“The administration has indicated its goal is to use limited military action to significantly degrade Syrian President Bashar al-Assad’s ability to use chemical weapons against his own people and to deter future attacks. After hearing from the Secretary of Defense and Chairman of the Joint Chiefs in a top-secret briefing, I do not believe that the range of options the president is considering will accomplish this military objective, and therefore I cannot now support intervention into the Syrian civil war.
“First, it remains unclear how the president’s plan to execute limited strikes would prevent Assad from using chemical weapons again or even make it less likely. Second, it is entirely possible that ineffective U.S. strikes would embolden Assad to become even more ruthless towards his people.

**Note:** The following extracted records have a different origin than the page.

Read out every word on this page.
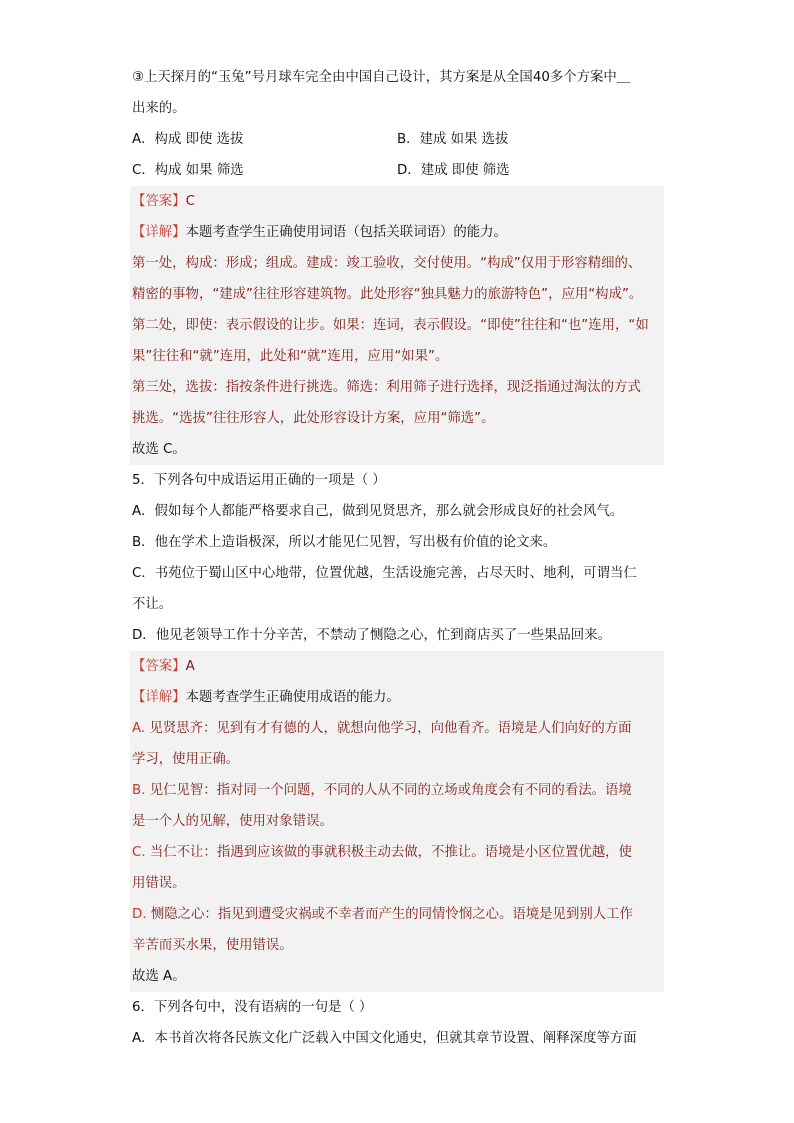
③上天探月的“玉兔”号月球车完全由中国自己设计，其方案是从全国40多个方案中＿
出来的。
A．构成 即使 选拔	B．建成 如果 选拔
C．构成 如果 筛选	D．建成 即使 筛选
【答案】C
【详解】本题考查学生正确使用词语（包括关联词语）的能力。
第一处，构成：形成；组成。建成：竣工验收，交付使用。“构成”仅用于形容精细的、
精密的事物，“建成”往往形容建筑物。此处形容“独具魅力的旅游特色”，应用“构成”。
第二处，即使：表示假设的让步。如果：连词，表示假设。“即使”往往和“也”连用，“如
果”往往和“就”连用，此处和“就”连用，应用“如果”。
第三处，选拔：指按条件进行挑选。筛选：利用筛子进行选择，现泛指通过淘汰的方式
挑选。“选拔”往往形容人，此处形容设计方案，应用“筛选”。
故选 C。
5．下列各句中成语运用正确的一项是（ ）
A．假如每个人都能严格要求自己，做到见贤思齐，那么就会形成良好的社会风气。
B．他在学术上造诣极深，所以才能见仁见智，写出极有价值的论文来。
C．书苑位于蜀山区中心地带，位置优越，生活设施完善，占尽天时、地利，可谓当仁
不让。
D．他见老领导工作十分辛苦，不禁动了恻隐之心，忙到商店买了一些果品回来。
【答案】A
【详解】本题考查学生正确使用成语的能力。
A. 见贤思齐：见到有才有德的人，就想向他学习，向他看齐。语境是人们向好的方面
学习，使用正确。
B. 见仁见智：指对同一个问题，不同的人从不同的立场或角度会有不同的看法。语境
是一个人的见解，使用对象错误。
C. 当仁不让：指遇到应该做的事就积极主动去做，不推让。语境是小区位置优越，使
用错误。
D. 恻隐之心：指见到遭受灾祸或不幸者而产生的同情怜悯之心。语境是见到别人工作
辛苦而买水果，使用错误。
故选 A。
6．下列各句中，没有语病的一句是（ ）
A．本书首次将各民族文化广泛载入中国文化通史，但就其章节设置、阐释深度等方面
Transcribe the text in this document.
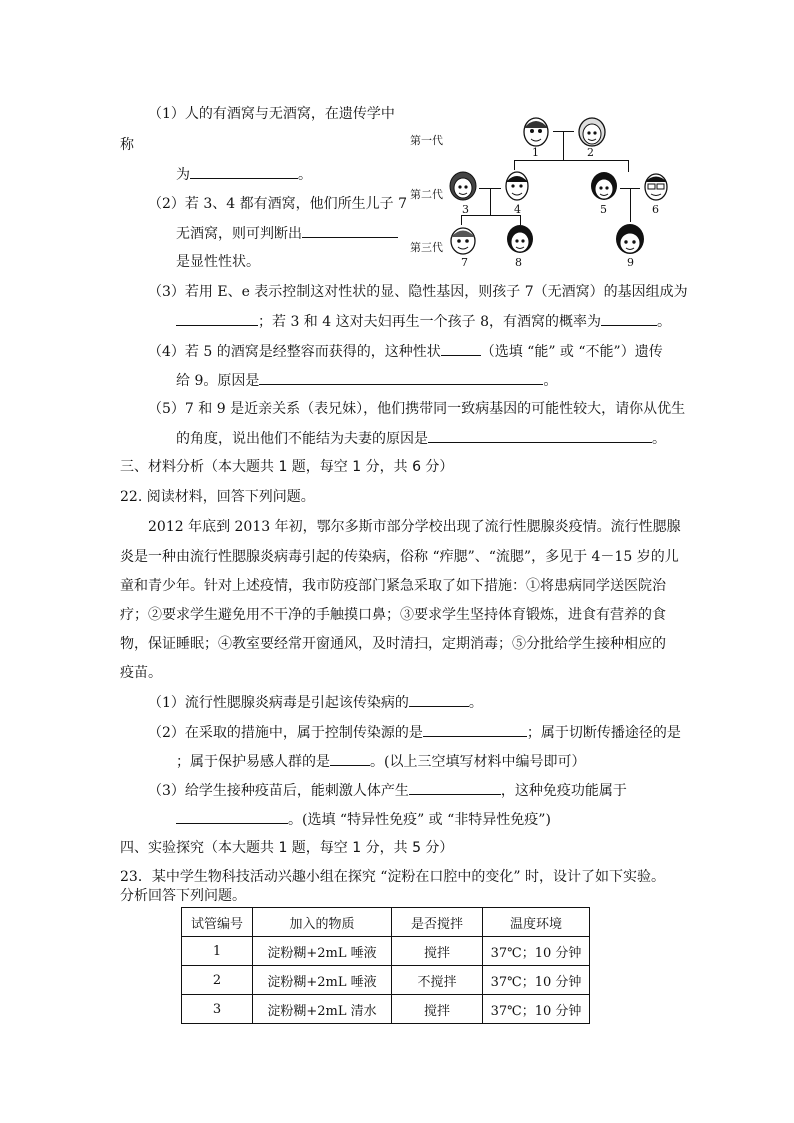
（1）人的有酒窝与无酒窝，在遗传学中
称
为	。
（2）若 3、4 都有酒窝，他们所生儿子 7
无酒窝，则可判断出
是显性性状。
（3）若用 E、e 表示控制这对性状的显、隐性基因，则孩子 7（无酒窝）的基因组成为
；若 3 和 4 这对夫妇再生一个孩子 8，有酒窝的概率为	。
（4）若 5 的酒窝是经整容而获得的，这种性状	（选填 “能” 或 “不能”）遗传
给 9。原因是	。
（5）7 和 9 是近亲关系（表兄妹），他们携带同一致病基因的可能性较大，请你从优生
的角度，说出他们不能结为夫妻的原因是	。
第一代
第二代
第三代
1	2
3	4	5	6
7	8	9
三、材料分析（本大题共 1 题，每空 1 分，共 6 分）
22. 阅读材料，回答下列问题。
2012 年底到 2013 年初，鄂尔多斯市部分学校出现了流行性腮腺炎疫情。流行性腮腺
炎是一种由流行性腮腺炎病毒引起的传染病，俗称 “痄腮”、“流腮”，多见于 4－15 岁的儿
童和青少年。针对上述疫情，我市防疫部门紧急采取了如下措施：①将患病同学送医院治
疗；②要求学生避免用不干净的手触摸口鼻；③要求学生坚持体育锻炼，进食有营养的食
物，保证睡眠；④教室要经常开窗通风，及时清扫，定期消毒；⑤分批给学生接种相应的
疫苗。
（1）流行性腮腺炎病毒是引起该传染病的	。
（2）在采取的措施中，属于控制传染源的是	；属于切断传播途径的是
；属于保护易感人群的是	。(以上三空填写材料中编号即可）
（3）给学生接种疫苗后，能刺激人体产生	，这种免疫功能属于
。(选填 “特异性免疫” 或 “非特异性免疫”)
四、实验探究（本大题共 1 题，每空 1 分，共 5 分）
23．某中学生物科技活动兴趣小组在探究 “淀粉在口腔中的变化” 时，设计了如下实验。
分析回答下列问题。
试管编号	加入的物质	是否搅拌	温度环境
1	淀粉糊+2mL 唾液	搅拌	37℃；10 分钟
2	淀粉糊+2mL 唾液	不搅拌	37℃；10 分钟
3	淀粉糊+2mL 清水	搅拌	37℃；10 分钟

“Finally, I am greatly concerned that in order to achieve the president’s goal, the U.S. would be required to become much more deeply involved in the Syrian civil war than the administration is willing to commit. The real threat to U.S. credibility is not what happens if we don’t intervene, but what happens if we do without a plan for what comes next.
“The risks of the president’s strategy far outweigh the possible gains. We cannot ask our men and women in uniform to engage in a military conflict that does not present a national security threat to the United States. Instead, the U. S. should work vigorously to identify and neutralize any real threats to our national security – such as the proliferation of chemical weapons. We must work to ensure that chemical weapons in Syria do not get into the hands of groups that will use them against American or western targets.”